More than 20 years since that partnership fell through, images and a video of one of the prototypes have emerged. Dan Diebold uploaded photos of the prototype on Imgur and uploaded a video of it to show it was real. Diebold hasn’t turned on the console as there was no power cable with it.
It’s believed that more than 200 Playstation prototypes were created and Diebold says he got his hands on the prototype through his father.
“My dad worked for a company. Apparently, one of the guys he used to work with, I think his name was Olaf, used to work at Nintendo, and when my dad’s company went bankrupt, my dad found it in a box of ‘junk’ he was supposed to throw out.”
[The Olaf in this story is most likely referring to Olaf Olafsson, who was the head of Sony's Interactive Entertainment at the time].

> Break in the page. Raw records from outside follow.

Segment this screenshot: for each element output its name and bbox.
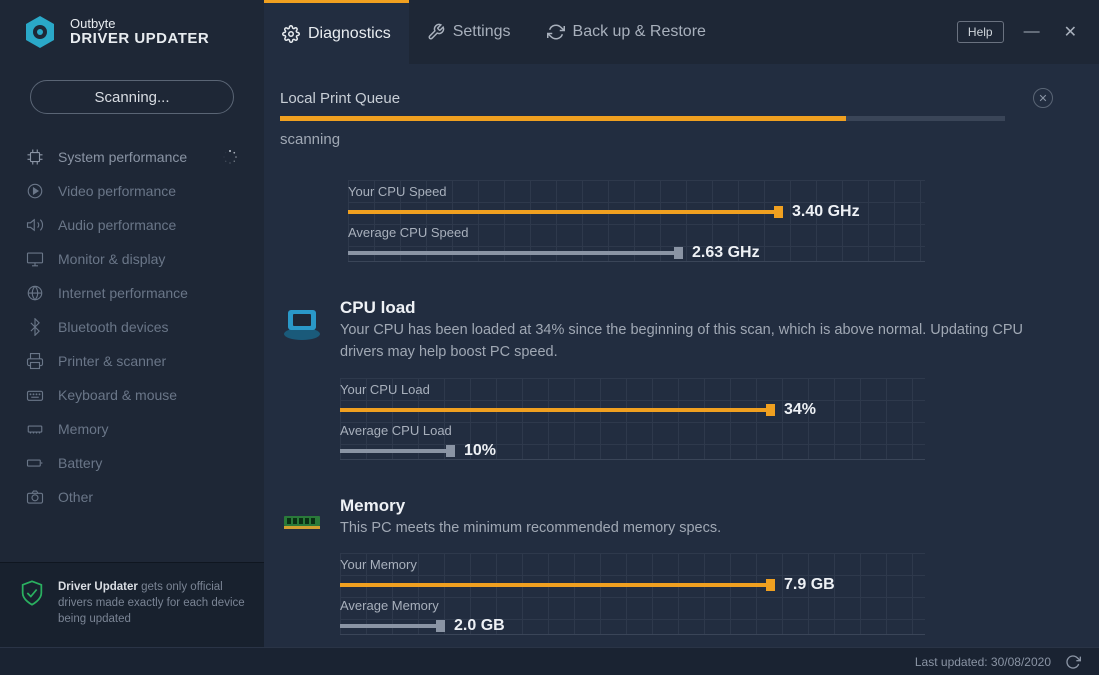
keyboard-icon [26,386,44,404]
sidebar-item-label: Audio performance [58,217,176,233]
sidebar-item-keyboard-mouse[interactable]: Keyboard & mouse [0,378,264,412]
cancel-scan-button[interactable]: ✕ [1033,88,1053,108]
your-memory-value: 7.9 GB [784,576,835,594]
section-memory: Memory This PC meets the minimum recomme… [280,496,1053,636]
avg-cpu-load-bar [340,449,450,453]
gear-icon [282,25,300,43]
refresh-icon [547,23,565,41]
metric-label: Average CPU Speed [348,221,1045,244]
sidebar-item-bluetooth-devices[interactable]: Bluetooth devices [0,310,264,344]
globe-icon [26,284,44,302]
tab-label: Diagnostics [308,25,391,43]
tab-diagnostics[interactable]: Diagnostics [264,0,409,64]
sidebar-item-label: Monitor & display [58,251,165,267]
brand-text: Outbyte DRIVER UPDATER [70,17,209,48]
logo-area: Outbyte DRIVER UPDATER [0,0,264,64]
footer: Last updated: 30/08/2020 [0,647,1099,675]
sidebar-item-monitor-display[interactable]: Monitor & display [0,242,264,276]
metrics-scroll-area[interactable]: Your CPU Speed 3.40 GHz Average CPU Spee… [264,160,1099,647]
tab-settings[interactable]: Settings [409,0,529,64]
scan-progress-fill [280,116,846,121]
sidebar-items: System performance Video performance Aud… [0,140,264,562]
content-area: Local Print Queue ✕ scanning Your CPU Sp… [264,64,1099,647]
metric-cpu-speed: Your CPU Speed 3.40 GHz Average CPU Spee… [348,180,1045,262]
refresh-icon[interactable] [1065,654,1081,670]
cpu-3d-icon [280,300,324,344]
brand-line1: Outbyte [70,17,209,31]
printer-icon [26,352,44,370]
your-cpu-load-value: 34% [784,401,816,419]
sidebar-item-label: Printer & scanner [58,353,166,369]
sidebar-item-label: Memory [58,421,109,437]
sidebar-item-other[interactable]: Other [0,480,264,514]
help-button[interactable]: Help [957,21,1004,43]
section-desc: This PC meets the minimum recommended me… [340,518,1053,540]
section-title: CPU load [340,298,1053,318]
metric-label: Your CPU Speed [348,180,1045,203]
your-memory-bar [340,583,770,587]
sidebar: Scanning... System performance Video per… [0,64,264,647]
avg-cpu-speed-value: 2.63 GHz [692,244,760,262]
scan-queue-label: Local Print Queue [280,90,1005,107]
sidebar-item-system-performance[interactable]: System performance [0,140,264,174]
sidebar-item-label: Battery [58,455,102,471]
section-title: Memory [340,496,1053,516]
app-logo-icon [22,14,58,50]
your-cpu-speed-value: 3.40 GHz [792,203,860,221]
sidebar-footer-text: Driver Updater gets only official driver… [58,579,246,627]
sidebar-item-battery[interactable]: Battery [0,446,264,480]
tab-backup-restore[interactable]: Back up & Restore [529,0,724,64]
close-icon[interactable]: ✕ [1060,18,1081,46]
avg-memory-bar [340,624,440,628]
metric-label: Average CPU Load [340,419,1045,442]
scan-status-label: scanning [280,131,1053,148]
your-cpu-load-bar [340,408,770,412]
shield-check-icon [18,579,46,607]
sidebar-item-label: Other [58,489,93,505]
battery-icon [26,454,44,472]
titlebar: Outbyte DRIVER UPDATER Diagnostics Setti… [0,0,1099,64]
last-updated-label: Last updated: 30/08/2020 [915,655,1051,669]
sidebar-item-memory[interactable]: Memory [0,412,264,446]
tools-icon [427,23,445,41]
metric-label: Your Memory [340,553,1045,576]
avg-cpu-speed-bar [348,251,678,255]
sidebar-item-label: Keyboard & mouse [58,387,177,403]
sidebar-footer: Driver Updater gets only official driver… [0,562,264,647]
scan-button[interactable]: Scanning... [30,80,234,114]
monitor-icon [26,250,44,268]
speaker-icon [26,216,44,234]
scan-header: Local Print Queue ✕ scanning [264,64,1099,160]
section-desc: Your CPU has been loaded at 34% since th… [340,320,1053,364]
play-icon [26,182,44,200]
avg-memory-value: 2.0 GB [454,617,505,635]
main-tabs: Diagnostics Settings Back up & Restore [264,0,724,64]
metric-label: Your CPU Load [340,378,1045,401]
camera-icon [26,488,44,506]
memory-icon [26,420,44,438]
chip-icon [26,148,44,166]
window-controls: Help — ✕ [957,0,1099,64]
metric-label: Average Memory [340,594,1045,617]
scan-progress-track [280,116,1005,121]
sidebar-item-label: System performance [58,149,187,165]
brand-line2: DRIVER UPDATER [70,31,209,48]
sidebar-item-internet-performance[interactable]: Internet performance [0,276,264,310]
sidebar-item-label: Bluetooth devices [58,319,169,335]
spinner-icon [222,149,238,165]
section-cpu-load: CPU load Your CPU has been loaded at 34%… [280,298,1053,460]
minimize-icon[interactable]: — [1020,19,1044,45]
sidebar-item-label: Video performance [58,183,176,199]
ram-stick-icon [280,498,324,542]
your-cpu-speed-bar [348,210,778,214]
tab-label: Back up & Restore [573,23,706,41]
sidebar-item-video-performance[interactable]: Video performance [0,174,264,208]
avg-cpu-load-value: 10% [464,442,496,460]
bluetooth-icon [26,318,44,336]
sidebar-item-label: Internet performance [58,285,188,301]
tab-label: Settings [453,23,511,41]
sidebar-item-printer-scanner[interactable]: Printer & scanner [0,344,264,378]
sidebar-item-audio-performance[interactable]: Audio performance [0,208,264,242]
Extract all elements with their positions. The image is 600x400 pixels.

The reason why Sony’s partnership with Nintendo fell through was down to licensing agreements. Since the contract between the two companies gave Sony complete control over all titles written on CD format, Nintendo’s then president Hiroshi Yamauchi secretly canceled the partnership.
Instead of announcing the PlayStation at the Consumer Electronics Show in 1991, Nintendo announced a different partnership with Philips.
After considering teaming up with Sega, whose board of directors were against the idea, Sony decided to go it alone and launched the PlayStation in 1994. Nintendo launched the CD-i which was a critical and commercial failure.
When Sony announced the PlayStation at its E3 keynote in 1995, Steve Race took the stage for one of the more memorable speeches in the show’s history. While the console was already available in Japan at the time, it wasn’t released in North America and Europe until September 1995.